After two full turns (four rounds of orders) it was almost time to head to the conference reception. Needless to say Austria-Hungary had been basically obliterated, but we had also given a lot of thought to the applicability of this hoary standard of the gaming repertoire to the modern IR or comparative politics classroom. Victor and Amanda interrupted us throughout play with “pedagogical moments” and we had a lively debrief. Some of the takeaways:
- Formats: Victor and Amanda run it quite differently. Victor uses the game mostly in large classes and runs it during class periods, usually either four full 1:15 classes, or one long intro and then 15-20 minutes at the beginning of each class for the rest of the semester. Amanda does the intro, and sometimes demo rounds in class, but then has students do all the negotiating and decision making outside of class time. Orders are submitted to her at set intervals and she adjudicates using the online version of the game, with a single board where all the students can see the state of play.

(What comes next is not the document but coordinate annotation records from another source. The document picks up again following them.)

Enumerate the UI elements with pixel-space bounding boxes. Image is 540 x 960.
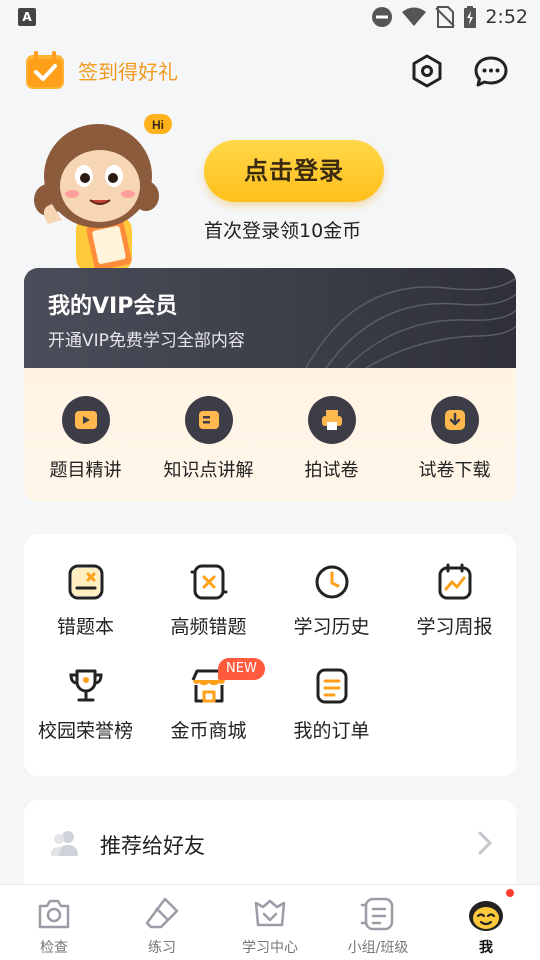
vip-title: 我的VIP会员	[48, 294, 178, 319]
vip-decoration	[305, 277, 516, 368]
settings-icon[interactable]	[408, 52, 446, 90]
nav-group-class[interactable]: 小组/班级	[324, 885, 432, 960]
tool-wrong-notebook[interactable]: 错题本	[24, 562, 147, 639]
tool-weekly-report[interactable]: 学习周报	[393, 562, 516, 639]
tool-frequent-errors[interactable]: 高频错题	[147, 562, 270, 639]
weekly-report-icon	[438, 563, 471, 600]
nav-label: 小组/班级	[347, 940, 409, 956]
no-sim-icon	[435, 6, 456, 28]
login-hint: 首次登录领10金币	[204, 220, 362, 242]
vip-item-explain[interactable]: 题目精讲	[24, 396, 147, 482]
nav-study-center[interactable]: 学习中心	[216, 885, 324, 960]
tool-label: 学习周报	[416, 616, 493, 638]
tool-label: 错题本	[56, 616, 114, 638]
camera-icon	[38, 899, 70, 929]
recommend-label: 推荐给好友	[100, 834, 205, 858]
nav-label: 检查	[40, 940, 68, 956]
clock-icon	[315, 565, 348, 599]
chevron-right-icon	[478, 831, 492, 855]
study-center-icon	[254, 899, 286, 927]
new-badge: NEW	[218, 658, 265, 680]
vip-item-label: 知识点讲解	[163, 460, 254, 481]
frequent-error-icon	[190, 564, 227, 600]
play-icon	[61, 396, 110, 444]
vip-item-label: 题目精讲	[49, 460, 122, 481]
notification-dot	[504, 887, 516, 899]
clock-time: 2:52	[485, 6, 528, 28]
me-avatar-icon	[469, 901, 503, 931]
printer-icon	[307, 396, 356, 444]
book-icon	[184, 396, 233, 444]
order-icon	[316, 668, 347, 704]
vip-banner[interactable]: 我的VIP会员 开通VIP免费学习全部内容	[24, 268, 516, 368]
vip-item-scan-paper[interactable]: 拍试卷	[270, 396, 393, 482]
checkin-label[interactable]: 签到得好礼	[78, 56, 178, 85]
battery-icon	[464, 6, 477, 28]
vip-item-label: 试卷下载	[418, 460, 491, 481]
wifi-icon	[402, 7, 427, 26]
vip-item-download[interactable]: 试卷下载	[393, 396, 516, 482]
nav-label: 练习	[148, 940, 176, 956]
tool-study-history[interactable]: 学习历史	[270, 562, 393, 639]
status-bar: A 2:52	[0, 0, 540, 36]
notification-icon: A	[18, 8, 36, 26]
message-icon[interactable]	[472, 52, 510, 90]
nav-label: 我	[479, 940, 493, 956]
tool-label: 我的订单	[293, 720, 370, 742]
eraser-icon	[145, 897, 179, 929]
download-icon	[430, 396, 479, 444]
tool-label: 金币商城	[170, 720, 247, 742]
mascot-bubble: Hi	[152, 118, 164, 132]
tool-label: 高频错题	[170, 616, 247, 638]
group-icon	[360, 897, 394, 931]
tool-campus-honors[interactable]: 校园荣誉榜	[24, 666, 147, 743]
nav-practice[interactable]: 练习	[108, 885, 216, 960]
tool-my-orders[interactable]: 我的订单	[270, 666, 393, 743]
nav-me[interactable]: 我	[432, 885, 540, 960]
wrong-notebook-icon	[68, 564, 103, 600]
bottom-nav: 检查 练习 学习中心 小组/班级 我	[0, 884, 540, 960]
vip-item-knowledge[interactable]: 知识点讲解	[147, 396, 270, 482]
dnd-icon	[372, 7, 393, 27]
trophy-icon	[68, 669, 103, 702]
vip-item-label: 拍试卷	[304, 460, 359, 481]
friends-icon	[51, 831, 78, 856]
vip-subtitle: 开通VIP免费学习全部内容	[48, 331, 245, 351]
mascot-avatar: Hi	[34, 114, 172, 272]
nav-label: 学习中心	[242, 940, 298, 956]
tools-card: 错题本 高频错题 学习历史 学习周报 校园荣誉榜 金币商城 我的订单	[24, 534, 516, 776]
header: 签到得好礼	[0, 44, 540, 98]
nav-check[interactable]: 检查	[0, 885, 108, 960]
vip-card[interactable]: 我的VIP会员 开通VIP免费学习全部内容 题目精讲 知识点讲解 拍试卷 试卷下…	[24, 268, 516, 502]
login-button[interactable]: 点击登录	[204, 140, 384, 202]
tool-label: 学习历史	[293, 616, 370, 638]
recommend-to-friend-row[interactable]: 推荐给好友	[24, 800, 516, 890]
checkin-calendar-icon[interactable]	[24, 49, 66, 91]
tool-label: 校园荣誉榜	[37, 720, 133, 742]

- The nitty gritty: the nastiness of betrayal, double-dealing, and backstabbing in the game is, of course, highlighted as a window into a) realism; b) the deplorable realities out there.
- Using teams with their own internal roles and decision making rules was discussed as a way to make the game feasible in larger class sizes (e.g. a team of five playing Germany has a Kaiser and a bunch of ministers who get to make recommendations).
- As mentioned above, balancing for skill and interest level was much discussed. Victor actively participates as a strategic advisor to those teams he feels would otherwise loose interest or be side-lined in his classes – since he can observe dynamics in the room. Amanda adopts several approaches, including offering “Pro Tips” as part of her adjudication roundup after each turn, in which she highlights areas where poor understanding of rules or strategy might have gotten the better of different teams.
- A variety of grading and assignment strategies were discussed, from reports after each round to assessments of how the overall themes of the game mirrored core theory being taught in the class.
- The issue came up of what to do with a team that goes out earlier in the game? Those who had used it agreed that re-assigning those students to other teams generally worked well.
The core takeaway though was… it’s fun. If there hadn’t been the prospect of an open bar, I’m not sure some of us wouldn’t have stayed for another turn (I was anxious to see how our conflict with Russia over Warsaw would turn out). It was a good reminder that as we explore the limits and complexities of gaming methodology in many directions, there is still a lot of value to the classics when well applied.